Essential Oils Resurface In Modern Times
Essential oils regained popularity in the mid 19th century largely because of their desirable fragrances. As the cosmetic, soap, and food industries grew, so did the demand for essential oils to be used to scent and flavor these products. These essential oils were perhaps not of a therapeutic grade, but they did bring awareness once again to the powerful potential of aromatic compounds. With research conducted by several key individuals, essential oils became recognized once again for their therapeutic and medicinal properties.
The powerful healing properties of essential oils were rediscovered in 1937 by a French chemist, Rene-Maurice Gattefosse, who healed a badly burnt hand with pure lavender oil.

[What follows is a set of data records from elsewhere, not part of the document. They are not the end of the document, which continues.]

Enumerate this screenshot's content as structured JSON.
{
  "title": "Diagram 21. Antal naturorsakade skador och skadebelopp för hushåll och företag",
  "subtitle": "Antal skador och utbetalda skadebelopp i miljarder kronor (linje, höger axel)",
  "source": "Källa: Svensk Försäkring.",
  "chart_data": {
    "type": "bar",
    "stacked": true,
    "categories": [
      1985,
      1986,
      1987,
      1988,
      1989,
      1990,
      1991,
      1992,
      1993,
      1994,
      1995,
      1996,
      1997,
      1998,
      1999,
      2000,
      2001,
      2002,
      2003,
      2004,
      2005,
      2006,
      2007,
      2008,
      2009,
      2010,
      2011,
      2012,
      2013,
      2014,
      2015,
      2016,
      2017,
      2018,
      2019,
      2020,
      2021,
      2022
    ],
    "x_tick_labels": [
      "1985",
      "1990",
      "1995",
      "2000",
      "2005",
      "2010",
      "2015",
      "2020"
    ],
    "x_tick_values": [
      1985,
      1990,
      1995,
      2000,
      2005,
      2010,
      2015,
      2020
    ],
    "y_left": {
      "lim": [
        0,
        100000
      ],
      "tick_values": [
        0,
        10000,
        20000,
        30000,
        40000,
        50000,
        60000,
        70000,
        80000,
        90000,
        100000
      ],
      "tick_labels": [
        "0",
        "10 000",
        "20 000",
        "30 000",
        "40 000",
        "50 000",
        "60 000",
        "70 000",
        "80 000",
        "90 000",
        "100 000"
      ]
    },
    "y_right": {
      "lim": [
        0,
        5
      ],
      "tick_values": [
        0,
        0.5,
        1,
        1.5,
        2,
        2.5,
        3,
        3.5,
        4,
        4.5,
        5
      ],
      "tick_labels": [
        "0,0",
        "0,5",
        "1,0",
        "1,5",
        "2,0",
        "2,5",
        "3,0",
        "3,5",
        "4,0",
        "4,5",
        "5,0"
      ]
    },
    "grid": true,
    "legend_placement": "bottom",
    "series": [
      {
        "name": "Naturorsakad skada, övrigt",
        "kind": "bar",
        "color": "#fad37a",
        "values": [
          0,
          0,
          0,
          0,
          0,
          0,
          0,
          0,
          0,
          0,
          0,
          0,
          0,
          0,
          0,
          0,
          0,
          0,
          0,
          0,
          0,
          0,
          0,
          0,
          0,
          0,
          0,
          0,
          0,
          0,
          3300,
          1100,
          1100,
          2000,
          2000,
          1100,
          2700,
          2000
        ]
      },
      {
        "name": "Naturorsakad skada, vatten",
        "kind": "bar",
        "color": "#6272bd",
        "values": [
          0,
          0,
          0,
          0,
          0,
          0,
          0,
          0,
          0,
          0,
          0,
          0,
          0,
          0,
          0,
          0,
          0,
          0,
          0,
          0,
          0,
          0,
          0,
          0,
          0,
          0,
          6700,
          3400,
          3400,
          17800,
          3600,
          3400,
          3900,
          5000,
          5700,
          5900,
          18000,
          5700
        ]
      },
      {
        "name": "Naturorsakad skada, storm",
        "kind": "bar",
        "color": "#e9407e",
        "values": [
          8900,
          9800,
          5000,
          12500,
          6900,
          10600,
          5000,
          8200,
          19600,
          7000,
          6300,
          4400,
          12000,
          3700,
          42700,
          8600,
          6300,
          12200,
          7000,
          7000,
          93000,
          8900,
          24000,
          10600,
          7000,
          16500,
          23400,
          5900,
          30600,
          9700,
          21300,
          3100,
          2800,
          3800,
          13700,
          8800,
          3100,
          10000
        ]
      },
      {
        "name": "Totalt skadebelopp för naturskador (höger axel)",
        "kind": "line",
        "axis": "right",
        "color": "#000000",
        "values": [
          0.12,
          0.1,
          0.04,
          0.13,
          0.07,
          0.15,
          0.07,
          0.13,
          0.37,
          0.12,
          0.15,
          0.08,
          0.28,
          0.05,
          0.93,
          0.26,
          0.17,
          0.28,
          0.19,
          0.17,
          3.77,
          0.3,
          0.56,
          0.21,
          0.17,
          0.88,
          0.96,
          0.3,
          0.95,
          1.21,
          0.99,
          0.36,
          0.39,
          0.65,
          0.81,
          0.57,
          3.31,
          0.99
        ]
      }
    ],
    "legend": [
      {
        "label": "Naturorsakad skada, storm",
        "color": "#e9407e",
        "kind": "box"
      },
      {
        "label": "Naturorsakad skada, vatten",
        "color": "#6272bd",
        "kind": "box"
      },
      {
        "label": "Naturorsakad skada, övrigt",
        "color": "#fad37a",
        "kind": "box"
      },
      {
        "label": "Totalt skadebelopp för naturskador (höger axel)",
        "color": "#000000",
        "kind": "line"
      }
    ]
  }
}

Gattefosse was working in the laboratories of the cosmetics firm owned and named after his family (of which he was to become head, and which is still in business today). He badly burned his hand during an experiment and plunged his hand into the nearest tub of liquid which just happened to be lavender essential oil. He was later amazed at how quickly his burn healed and with very little scarring. His research didn't stop there. He went on to the discovery of large numbers of essential oils and their qualities. Further, his enthusiasm and dedication to aromatherapy and other medicinal uses of essential oils was without parallel during his time. Gattefosse also had a deeper humanitarian side- aware of the harsh living conditions of small lavender farmers in Haute Provence located in Southern France, he spent many years of his career providing help to develop sound cultivation and distillation methods.
Dr. Jean Valnet
A French contemporary, Dr. Jean Valnet, used therapeutic-grade essential oils to successfully treat injured soldiers during World War II. Dr. Valnet went on to become a world leader in the development of aromatherapy practices. He began reintroducing natural treatments into modern medical writings in 1948, defining the therapeutic powers of essential oils on a more specific and scientific basis. At a time when medicine had almost totally turned its back on plants and herbal essences, he codified their indications and introduced useful dosages into medical practice. [Source: docteurvalnet.com]
Robert B. Tisserand
Robert Tisserand searched for 20 years to obtain a copy of Gattefosse's Aromatherapy. Once he found the book, he edited it and added his own introduction to the 1993 printing. He calls Gattefosse's Aromatherapy the 'missing link for 20th century aromatherapy.' His own research delves into the history, use, properties, and therapeutic benefits of essential oils. Tisserand was also very instrumental in making information about the therapeutic benefits of essential oils available to the general public.
The modern use of essential oils has continued to grow rapidly as health scientists and medical practitioners continue to research and validate the numerous health and wellness benefits of Certified Pure Therapeutic Grade essential oils. As of 2016, there is a group of PhDs from Johns Hopkins University researching which oils work against super-bugs, bacterias and virus'.